For those who don’t wish to complete the whole consultation, NSA has highlighted the key areas would impact most significantly on the sheep sector.
- Banning of live exports for slaughter/fattening (Q5-9) – NSA does not feel it would be right to suggest which way you respond to this. Our response will state that while we would not oppose measures to ensure high welfare conditions in lambs live exported for slaughter or further finishing, we do not believe it is right to close the door on this trade. In terms of welfare conditions in transport, there is no difference in requirements for transporting breeding and slaughter stock and we cannot see the justification for banning one class of animals. NSA would welcome proper and consistent enforcement of the regulations.
- Maximum Journey Times (Q10) – The key point for many farmers is what constitutes a journey. For sheep sold through markets or collection centres a journey currently starts when sheep leave there to travel to an end destination. Defra are proposing that a journey starts from when sheep leave the farm, including the time spent at market/in a collection centre, and also the onward journey. If the proposed 21-hour limit is reached animals would need to be rested for 48 hours before continuing. While this is a suggestion from FAWC they also accept there is inadequate research or evidence to support making this change. NSA encourages a response that states you understand there is no evidence to support this proposal. NSA urges you to respond to Q13 and Q14 if this directly impacts your business.
- Temperature ranges (Q19) – A ban is proposed on all journeys where external temperature fall outside 5-30oC (with a variance tolerance built in). Our industry prides itself on being outdoor and extensive in nature, with sheep that are known to cope well with temperatures of -10C. It would also be completely impractical and cause unmanageable problems at abattoirs. NSA does accept that heat stress can be a problem, but encourages a response that says this proposal is unnecessary, impractical, and that there is no evidence of any benefits to sheep welfare. NSA urges you to respond to Q20 if this directly impacts your business.

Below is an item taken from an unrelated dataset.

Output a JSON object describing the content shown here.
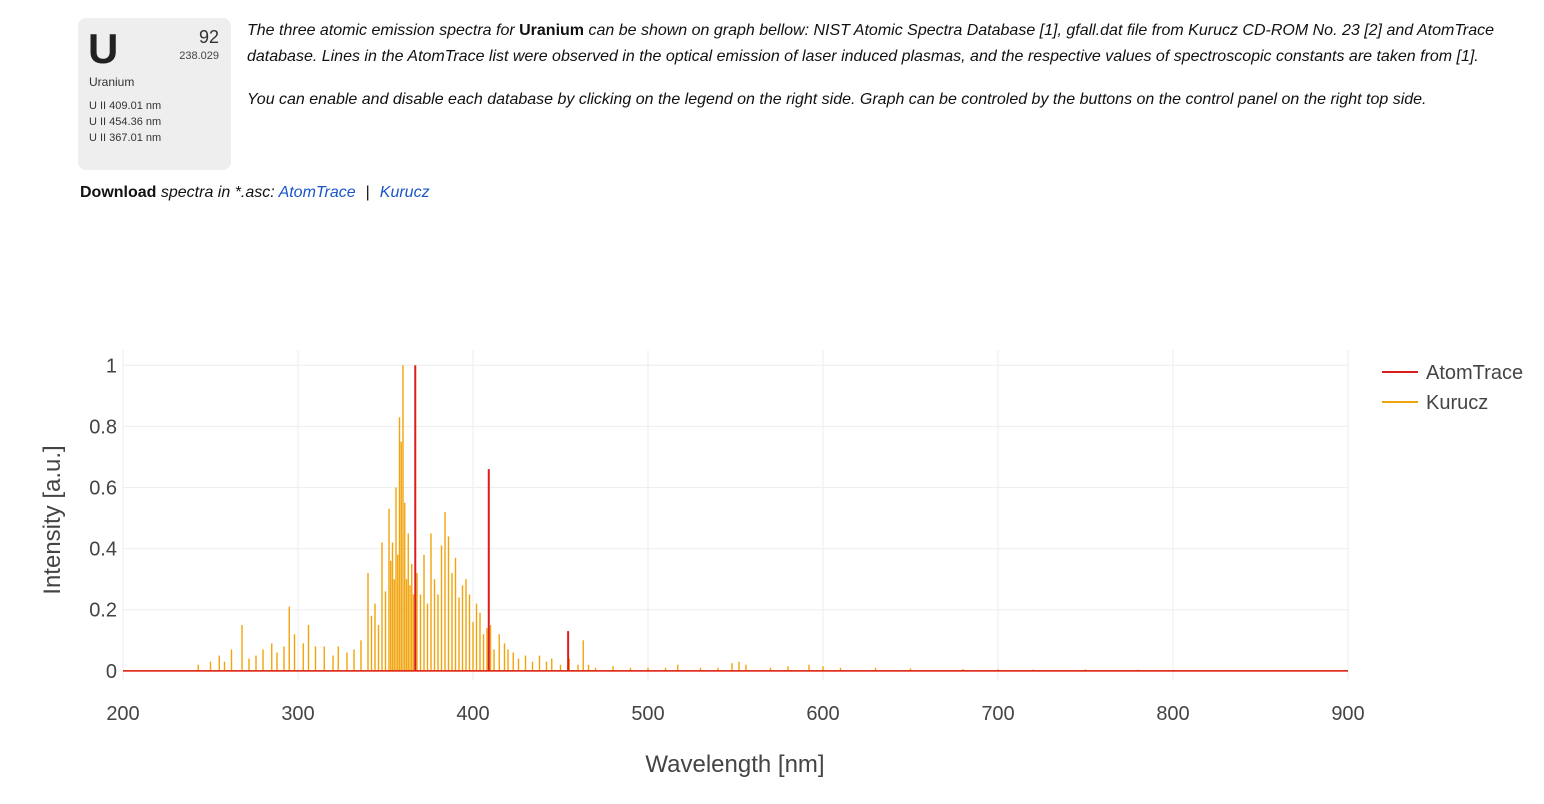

- Headroom (Q27) – The consultations are proposing a minimum headroom of 22cm for sheep which would result in many of our livestock trailers and lorries not meeting minimum requirements. No account is taken of breed or age variation and few trailers or decks are variable in their settings. Adequate ventilation and air flow are important for good welfare but there is insufficient research or evidence to make any decisions on this without further work. NSA encourages responses that suggest no decisions should be taken until further evidence is available. NSA urges you to respond to Q29 if this directly impacts your business.
It has been confirmed that journeys of less than 65km are exempt from the proposals, but they apply to all journeys in excess of 65km, including pedigree sales and shows. It is worth noting that the data used to advise these proposed legislation changes stems from limited scientific evidence that is incomplete. Joint industry efforts have led to an extension in the deadline being granted.
NSA’s full consultation response will be shared as soon as it becomes available.